The 99th percentile ("top 1%") of wealth by household seems to have been be $8.4M in 2007, according to https://economix.blogs.nytimes.com/2012/01/17/measuring-the-..., the most recent calculation I could find from a quick Google before heading to work - I'd love to see these calculations done with the raw data at https://www.federalreserve.gov/econres/scfindex.htm . From the summary on that page, they surveyed some 116 million households in 2007.
Suppose you tax all holdings at the top 1% of wealth by 1%/year, which is significant but not enough to wipe you out - after 50 years that leaves you with 60% of your original savings, assuming you weren't investing it.
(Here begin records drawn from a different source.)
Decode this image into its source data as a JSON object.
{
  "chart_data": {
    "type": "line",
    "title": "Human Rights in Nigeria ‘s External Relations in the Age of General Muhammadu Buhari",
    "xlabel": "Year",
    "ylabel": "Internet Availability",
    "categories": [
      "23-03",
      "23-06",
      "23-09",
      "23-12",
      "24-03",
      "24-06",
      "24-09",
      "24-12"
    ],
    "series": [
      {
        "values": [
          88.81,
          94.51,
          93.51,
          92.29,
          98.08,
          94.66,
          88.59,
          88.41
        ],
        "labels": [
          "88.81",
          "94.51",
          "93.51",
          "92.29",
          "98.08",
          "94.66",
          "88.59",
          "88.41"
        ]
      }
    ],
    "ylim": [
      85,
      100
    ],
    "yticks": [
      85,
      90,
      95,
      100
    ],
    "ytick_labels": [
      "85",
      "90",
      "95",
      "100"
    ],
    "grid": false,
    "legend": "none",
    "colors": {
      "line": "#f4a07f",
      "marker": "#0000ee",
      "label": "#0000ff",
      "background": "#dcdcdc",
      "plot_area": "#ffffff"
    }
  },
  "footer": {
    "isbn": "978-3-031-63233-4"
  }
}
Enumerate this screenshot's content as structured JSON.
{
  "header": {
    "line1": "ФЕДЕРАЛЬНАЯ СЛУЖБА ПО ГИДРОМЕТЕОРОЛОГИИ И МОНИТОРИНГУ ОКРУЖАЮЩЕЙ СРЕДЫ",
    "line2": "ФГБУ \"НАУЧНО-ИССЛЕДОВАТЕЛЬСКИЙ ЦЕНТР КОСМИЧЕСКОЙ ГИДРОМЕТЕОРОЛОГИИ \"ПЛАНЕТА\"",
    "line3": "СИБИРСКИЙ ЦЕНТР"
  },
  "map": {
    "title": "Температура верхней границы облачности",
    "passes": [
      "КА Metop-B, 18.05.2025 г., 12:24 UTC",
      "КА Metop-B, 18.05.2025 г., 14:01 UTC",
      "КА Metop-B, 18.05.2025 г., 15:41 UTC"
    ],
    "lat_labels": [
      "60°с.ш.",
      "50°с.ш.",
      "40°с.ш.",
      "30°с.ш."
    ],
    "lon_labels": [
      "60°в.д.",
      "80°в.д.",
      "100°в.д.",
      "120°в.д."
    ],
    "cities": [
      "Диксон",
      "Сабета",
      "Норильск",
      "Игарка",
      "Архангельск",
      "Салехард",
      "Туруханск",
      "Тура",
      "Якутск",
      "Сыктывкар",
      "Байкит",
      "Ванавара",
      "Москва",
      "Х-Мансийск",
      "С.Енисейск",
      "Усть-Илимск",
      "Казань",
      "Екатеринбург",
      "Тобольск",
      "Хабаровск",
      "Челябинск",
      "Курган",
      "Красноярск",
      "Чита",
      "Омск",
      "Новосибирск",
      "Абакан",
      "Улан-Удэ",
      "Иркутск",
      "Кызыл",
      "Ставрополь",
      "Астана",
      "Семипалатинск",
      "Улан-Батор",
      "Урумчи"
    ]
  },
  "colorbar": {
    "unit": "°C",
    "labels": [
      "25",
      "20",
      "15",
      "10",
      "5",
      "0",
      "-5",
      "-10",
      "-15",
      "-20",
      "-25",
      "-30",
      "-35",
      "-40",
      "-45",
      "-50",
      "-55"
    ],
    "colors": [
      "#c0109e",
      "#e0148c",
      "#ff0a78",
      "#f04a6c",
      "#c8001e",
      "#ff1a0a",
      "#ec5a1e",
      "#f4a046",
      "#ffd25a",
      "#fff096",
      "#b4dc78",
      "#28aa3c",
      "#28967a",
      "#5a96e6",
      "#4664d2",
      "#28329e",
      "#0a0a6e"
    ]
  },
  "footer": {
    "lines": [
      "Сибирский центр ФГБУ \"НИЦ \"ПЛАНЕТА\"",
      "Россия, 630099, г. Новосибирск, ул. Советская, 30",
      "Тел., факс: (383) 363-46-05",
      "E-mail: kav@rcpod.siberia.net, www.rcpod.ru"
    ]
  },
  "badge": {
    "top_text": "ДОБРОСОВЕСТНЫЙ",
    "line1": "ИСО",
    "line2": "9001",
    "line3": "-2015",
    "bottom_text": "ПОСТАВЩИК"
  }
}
That yields as a minimum $97T in tax revenue per year ($8.4M * 1.16M * 1%), and almost certainly significantly more because there-s a short tail of people with much more than $8.4M net worth. But if you split even this much among the 5% of households with "very low food security", that's $16,800/year. That's a lot of food.
(An actual scheme would have some sort of progressive tax, also, not a discontinuity at a certain dollar value)
Total US GDP for 2016 was ~$18T.
It seems a bit unrealistic to me to think we can get 5x GDP in tax revenue each year.
So what is the catch?
I'm still interested in doing or seeing an analysis with the full Fed dataset.